This item one can recommend as a splendid Christmas gift without reservation.
It’s called The World of Marian Apparitions, by Wincenty Laszewski — a picture book with beautiful photos each accompanied by several pages of text that take one on a tour of 47 apparitions during the past hundred years, including a couple of which we had not heard: not only with their intriguing backgrounds but their status with the Church.
In addition to the famous ones at Fatima and Medjugorje (although with some new, surprising facts), there is Turza Slaska; there is Heede, Germany; there are Erd and Deir El-Ahmar; there is L’Île- Bouchard: much new even for those who have rather closely followed apparitions.
Along with photos of the sites — bucolic landscapes — are pictures of seers, young and old.
Take Deir El-Ahmar, which is in Lebanon.
As the book — a large, coffee-table one — explains, “A certain Maronite monk met a mysterious woman on his way toward Deir el-Ahmar, which had been shelled the previous day. The woman, dressed all in black, was heading in the same direction.
“When he asked her why she had such dirty hands and sleeves, she replied: ‘I toiled all night to deflect the shelling from Deir el-Ahmar.’ The woman was the Virgin Mary.” A case where Mary stopped an artillery assault!
Things like that — throughout this book.
Some are controversial. There is “Anne,” a woman who received messages in Ireland. Her situation — and messages — are explained.
There is “Mariamante” — an anonymous locutionist in Ohio who had powerful words.
There’s the Madonna of Kiev.
And so forth: Three hundred and seventy pages that won’t just sit there on the living room table but will be taken up and read — perhaps a means to evangelize visitors who glance upon it.
There’s advice. How’s this from Mariamante: “Take care of your children,” she quotes Mary as saying. “They are of most importance. They will live during the reign of my Immaculate Heart.
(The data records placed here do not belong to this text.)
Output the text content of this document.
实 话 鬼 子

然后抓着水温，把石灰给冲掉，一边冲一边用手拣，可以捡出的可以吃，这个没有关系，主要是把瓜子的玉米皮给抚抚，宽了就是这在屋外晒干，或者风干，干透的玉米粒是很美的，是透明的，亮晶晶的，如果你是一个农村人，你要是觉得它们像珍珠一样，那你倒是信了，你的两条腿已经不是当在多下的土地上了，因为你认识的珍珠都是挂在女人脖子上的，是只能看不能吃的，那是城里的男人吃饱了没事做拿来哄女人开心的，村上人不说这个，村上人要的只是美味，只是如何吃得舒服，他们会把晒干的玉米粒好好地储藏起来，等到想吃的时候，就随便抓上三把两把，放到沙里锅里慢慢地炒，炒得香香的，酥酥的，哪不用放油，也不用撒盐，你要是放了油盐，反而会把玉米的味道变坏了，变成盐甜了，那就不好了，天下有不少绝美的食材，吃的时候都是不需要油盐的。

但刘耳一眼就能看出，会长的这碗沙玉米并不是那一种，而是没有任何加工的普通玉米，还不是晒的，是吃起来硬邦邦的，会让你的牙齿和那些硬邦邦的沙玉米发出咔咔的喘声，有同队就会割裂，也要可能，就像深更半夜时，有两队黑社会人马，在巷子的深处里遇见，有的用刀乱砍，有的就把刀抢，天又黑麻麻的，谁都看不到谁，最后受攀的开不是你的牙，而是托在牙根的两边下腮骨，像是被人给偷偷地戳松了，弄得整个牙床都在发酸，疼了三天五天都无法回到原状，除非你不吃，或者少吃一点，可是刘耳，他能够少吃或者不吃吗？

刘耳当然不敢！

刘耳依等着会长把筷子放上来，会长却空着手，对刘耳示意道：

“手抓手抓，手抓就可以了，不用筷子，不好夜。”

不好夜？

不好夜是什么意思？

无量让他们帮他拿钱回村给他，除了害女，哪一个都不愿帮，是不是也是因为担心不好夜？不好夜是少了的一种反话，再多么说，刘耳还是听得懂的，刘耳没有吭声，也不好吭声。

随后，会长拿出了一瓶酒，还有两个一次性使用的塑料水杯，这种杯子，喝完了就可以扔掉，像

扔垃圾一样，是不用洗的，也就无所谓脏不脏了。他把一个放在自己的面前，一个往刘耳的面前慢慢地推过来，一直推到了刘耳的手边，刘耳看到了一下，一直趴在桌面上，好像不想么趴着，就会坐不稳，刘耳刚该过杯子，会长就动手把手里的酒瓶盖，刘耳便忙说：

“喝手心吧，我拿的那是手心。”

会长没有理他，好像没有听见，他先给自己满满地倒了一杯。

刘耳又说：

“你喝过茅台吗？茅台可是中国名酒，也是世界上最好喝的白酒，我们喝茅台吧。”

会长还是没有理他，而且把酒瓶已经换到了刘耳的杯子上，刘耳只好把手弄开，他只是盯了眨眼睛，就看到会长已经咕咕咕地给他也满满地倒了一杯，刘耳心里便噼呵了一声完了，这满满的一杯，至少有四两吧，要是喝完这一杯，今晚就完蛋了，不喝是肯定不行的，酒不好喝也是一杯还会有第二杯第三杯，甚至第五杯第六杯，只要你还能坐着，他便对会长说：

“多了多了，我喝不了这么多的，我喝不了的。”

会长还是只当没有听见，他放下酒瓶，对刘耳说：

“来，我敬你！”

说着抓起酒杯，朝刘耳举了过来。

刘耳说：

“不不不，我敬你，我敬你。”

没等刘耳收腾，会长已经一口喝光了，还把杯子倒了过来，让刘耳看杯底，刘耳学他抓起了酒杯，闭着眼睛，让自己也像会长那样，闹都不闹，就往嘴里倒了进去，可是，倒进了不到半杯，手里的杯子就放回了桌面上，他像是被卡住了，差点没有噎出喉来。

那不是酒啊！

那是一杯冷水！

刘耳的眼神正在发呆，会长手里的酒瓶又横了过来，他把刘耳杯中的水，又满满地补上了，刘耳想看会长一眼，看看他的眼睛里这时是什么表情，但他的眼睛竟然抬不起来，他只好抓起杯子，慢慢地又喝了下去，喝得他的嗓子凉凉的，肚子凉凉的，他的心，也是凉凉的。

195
“Silence and obscurity. This is what I ask of you. May the Lord’s Light shine through you in your daily duties. Many do not understand this. They think that they must be in the public eye in order to do great things for God. A silent, hidden life counts, like the one I lived in Bethlehem and Nazareth.”
There is Kurešcek Hill, in Slovenia, which is linked to Medjugorje.
The seer visited the famed apparition site after his own alleged experiences began in 1989. “At the end of 1989 — the year of the destruction of the socialist empire — the seer, France Spelic, visited Medjugorje, where he received a strange message: he was supposed to bring prayer back to life in some forgotten and abandoned place in Slovenia. It later turned out that Mary meant Kurešcek, a hill that’s 2,773 feet high, located near Ljubljana. There was an old church at the top dedicated to the Queen of Peace.”
We’d put an exclamation mark after that — for it is of course her title in Medjugorje.
“For centuries,” says the book, “Kurešcek was a place of fervent Marian devotion, but during the Second World War it was destroyed and desecrated. For half a century it stood half in ruin, forgotten. But three years after the Marian appeal in Medjugorje, the sanctuary in Kurešcek was restored and blessed by Bishop Alojzij Šuštar of Ljubljana. Kurešcek once again began to attract crowds.”
Praise God.
And hat’s off to the book.
In this time of constant bad news, there’s some good news indeed.